New Orleans Brings Data-Driven Tools to Blight Remediation

The city’s successful BlightSTAT performance management approach has been the backbone of efforts that resulted in the elimination of over 15,000 blighted units from 2010 to 2015.

by Katherine Hillenbrand / October 12, 2016
New Orleans Skyline flickr/Paul Taylor

This story was originally published by Data-Smart City Solutions.

Since New Orleans began its recovery after Hurricane Katrina, the city has been tackling its problem with blighted properties in a variety of ways. Reducing blight has been one of Mayor Mitch Landrieu’s top priorities since he took office in 2010.

The city’s successful BlightSTAT performance management approach has been the backbone of efforts that resulted in the elimination of over 15,000 blighted units from 2010 to 2015, accomplished through a mix of demolition, sale, and owner repairs. BlightSTAT, along with the city’s other performance management efforts, is led by the Office of Performance and Accountability (OPA), the city’s team dedicated to improving services and delivering results through data. The OPA team is responsible for both performance and analytics, which director Oliver Wise points to as a “huge advantage” because the team is able to identify use cases from being deeply embedded in operations. The OPA, in collaboration with the city’s Department of Code Enforcement, has continued to apply the latest data-driven tools to advance the city’s goal of eliminating blight.

NUDGING FOR COMPLIANCE

The OPA team recently concluded a successful pilot effort to use behavioral science to improve voluntary homeowner compliance. When the city receives 311 complaints about potential code violations at an address, it needs to research and inspect the property before moving it forward in the process. Through What Works Cities, Bloomberg Philanthropies’ program to help 100 mid-sized cities use data and evidence to improve the lives of residents, New Orleans received technical assistance from the Behavioral Insights Team to apply “nudging” to the problem. The team tested adding a new initial step of sending homeowners a letter stating that a 311 complaint had been made about their property. The pilot was successful, and the letters meant homeowners were more likely to voluntarily bring their properties into compliance before any additional intervention by the city. The letter alone increased the occurrence of finding no violation at inspection by over 6 percentage points. This pilot program has now been fully implemented within the Code Enforcement Department, saving the city the equivalent of approximately the cost of one full-time inspector. 

A DECISION SUPPORT SCORECARD 

If the property owner does not voluntarily bring a reported property into compliance, the resulting process for handling a blighted property involves a number of steps.  When the city’s Department of Code Enforcement identifies and inspects a blighted property, it then conducts a hearing against the owners, who then have another opportunity to bring the property into compliance. If they do not and they receive a guilty judgment, the city has the legal authority to potentially demolish the house or foreclose on the property and sell it at auction. Historically, the process has come down to one director’s decision-making, honed by years of experience.  The decision is complex, as the city must take into account the property’s location, historical significance, market interest, condition and other factors. Over time, a substantial backlog of over 1,500 properties awaiting a decision had built up because the inspections and hearings were occurring more rapidly than the abatement decisions.

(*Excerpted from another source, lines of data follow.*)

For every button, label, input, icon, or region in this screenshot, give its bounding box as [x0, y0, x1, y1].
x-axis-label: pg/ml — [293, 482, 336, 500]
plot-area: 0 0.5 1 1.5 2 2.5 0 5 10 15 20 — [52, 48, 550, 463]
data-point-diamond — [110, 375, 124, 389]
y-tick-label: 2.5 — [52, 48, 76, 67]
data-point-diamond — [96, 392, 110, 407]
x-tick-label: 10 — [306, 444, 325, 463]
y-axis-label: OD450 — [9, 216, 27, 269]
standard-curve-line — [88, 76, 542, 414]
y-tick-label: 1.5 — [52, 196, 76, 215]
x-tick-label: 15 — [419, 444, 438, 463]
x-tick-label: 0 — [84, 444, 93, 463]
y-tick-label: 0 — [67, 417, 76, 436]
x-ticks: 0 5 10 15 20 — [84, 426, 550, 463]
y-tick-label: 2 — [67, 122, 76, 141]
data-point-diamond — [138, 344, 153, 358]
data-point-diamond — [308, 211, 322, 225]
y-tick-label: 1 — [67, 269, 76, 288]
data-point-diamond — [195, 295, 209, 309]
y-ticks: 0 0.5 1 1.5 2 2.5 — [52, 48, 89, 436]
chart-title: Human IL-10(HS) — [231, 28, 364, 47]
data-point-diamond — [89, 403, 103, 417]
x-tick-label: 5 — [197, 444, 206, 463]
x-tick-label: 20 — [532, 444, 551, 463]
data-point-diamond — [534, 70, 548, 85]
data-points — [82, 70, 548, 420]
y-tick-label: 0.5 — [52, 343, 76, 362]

City administrators noticed this problem and tasked Oliver Wise and the OPA team with finding a way to distribute the decision-making responsibility without sacrificing the quality and rigor of those decisions. The process started out with low-tech teamwork: a group of subject experts from the OPA manually scored over 600 test case properties on decision factors identified through interviews of the staff. OPA was then able to hone the list of criteria, determine how they affected the outcome and begin the process of building a data-driven solution.

Working with Enigma, a data science startup, OPA tested machine learning algorithms to see if a model could be trained on that data. Based on the tests, OPA chose a logistic regression model and built an in-house tool, the Blight Scorecard, to work within the existing Code Enforcement workflow.

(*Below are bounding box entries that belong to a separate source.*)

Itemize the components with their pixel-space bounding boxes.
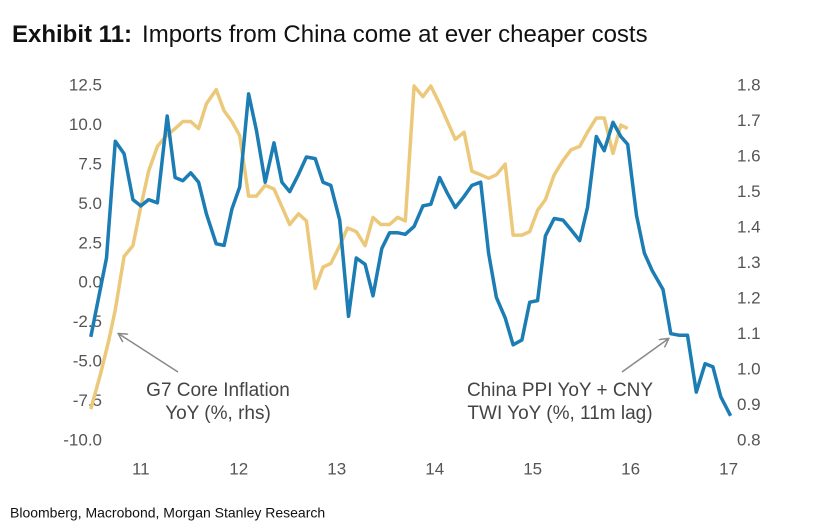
y2-tick-label: 1.7 <box>737 111 761 130</box>
y-tick-label: 10.0 <box>69 115 102 134</box>
y-tick-label: 12.5 <box>69 75 102 94</box>
y-tick-label: -7.5 <box>73 391 102 410</box>
y-tick-label: -5.0 <box>73 352 102 371</box>
y2-tick-label: 0.8 <box>737 430 761 449</box>
x-tick-label: 16 <box>621 459 640 478</box>
x-tick-label: 12 <box>229 459 248 478</box>
x-tick-label: 17 <box>719 459 738 478</box>
y-tick-label: 7.5 <box>78 154 102 173</box>
y2-tick-label: 1.2 <box>737 288 761 307</box>
y2-tick-label: 1.6 <box>737 146 761 165</box>
y2-tick-label: 1.1 <box>737 324 761 343</box>
arrow <box>621 339 668 373</box>
y-tick-label: -2.5 <box>73 312 102 331</box>
y2-tick-label: 1.4 <box>737 217 761 236</box>
annotation: China PPI YoY + CNY <box>467 380 653 401</box>
series-line <box>89 84 629 410</box>
series-line <box>89 92 733 417</box>
x-tick-label: 13 <box>327 459 346 478</box>
y2-tick-label: 1.5 <box>737 182 761 201</box>
annotation: TWI YoY (%, 11m lag) <box>467 403 652 424</box>
x-tick-label: 14 <box>425 459 444 478</box>
y2-tick-label: 1.3 <box>737 253 761 272</box>
y-tick-label: -10.0 <box>63 430 102 449</box>
source: Bloomberg, Macrobond, Morgan Stanley Res… <box>10 505 325 521</box>
y-tick-label: 2.5 <box>78 233 102 252</box>
y-tick-label: 5.0 <box>78 194 102 213</box>
x-tick-label: 11 <box>132 459 150 478</box>
y2-tick-label: 1.8 <box>737 75 761 94</box>
y2-tick-label: 0.9 <box>737 395 761 414</box>
y2-tick-label: 1.0 <box>737 359 761 378</box>
annotation: YoY (%, rhs) <box>165 403 271 424</box>
title-label: Exhibit 11: <box>12 21 132 48</box>
chart-title: Exhibit 11: Imports from China come at ev… <box>12 21 648 48</box>
x-tick-label: 15 <box>523 459 542 478</box>
title-text: Imports from China come at ever cheaper … <box>142 21 648 48</box>
y-tick-label: 0.0 <box>78 273 102 292</box>
annotation: G7 Core Inflation <box>146 380 290 401</box>
arrow <box>119 334 179 373</box>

A screenshot of the Blight Scorecard.

 

 

The Blight Scorecard allows a mid-level supervisor to score a property and then receive a weighted recommendation between 0 and 100: 0 meaning the property should be demolished, and 100 meaning it should be sold. Staff members can now use the tool to evaluate properties, vastly increasing the speed and consistency of the process. The scorecard is a decision support tool, but is not replacing human judgment – it provides a recommendation, but the director still approves each demolition decision.  It has improved the workflow of the city’s Code Enforcement Department, enabling guilty judgments to go to supervisors first before the director. Moreover, the new process adds efficiency by removing all paper components and effectively eliminated the backlog.                                                                                             

OPA revisits the algorithm periodically. The goal is to have the algorithm make recommendations that the director nearly always accepts. They plan to tweak the weighting if there are any disparities, ensuring it will remain accurate over time.

The ongoing successes of New Orleans in addressing blight showcase the value of a creative approach that considers many kinds of tools to tackle a high-priority issue. According to Chad Dyer, Director of the Code Enforcement Department, “Using data to be smarter about our operations has been a total win for the city, for homeowners and for our neighborhoods.”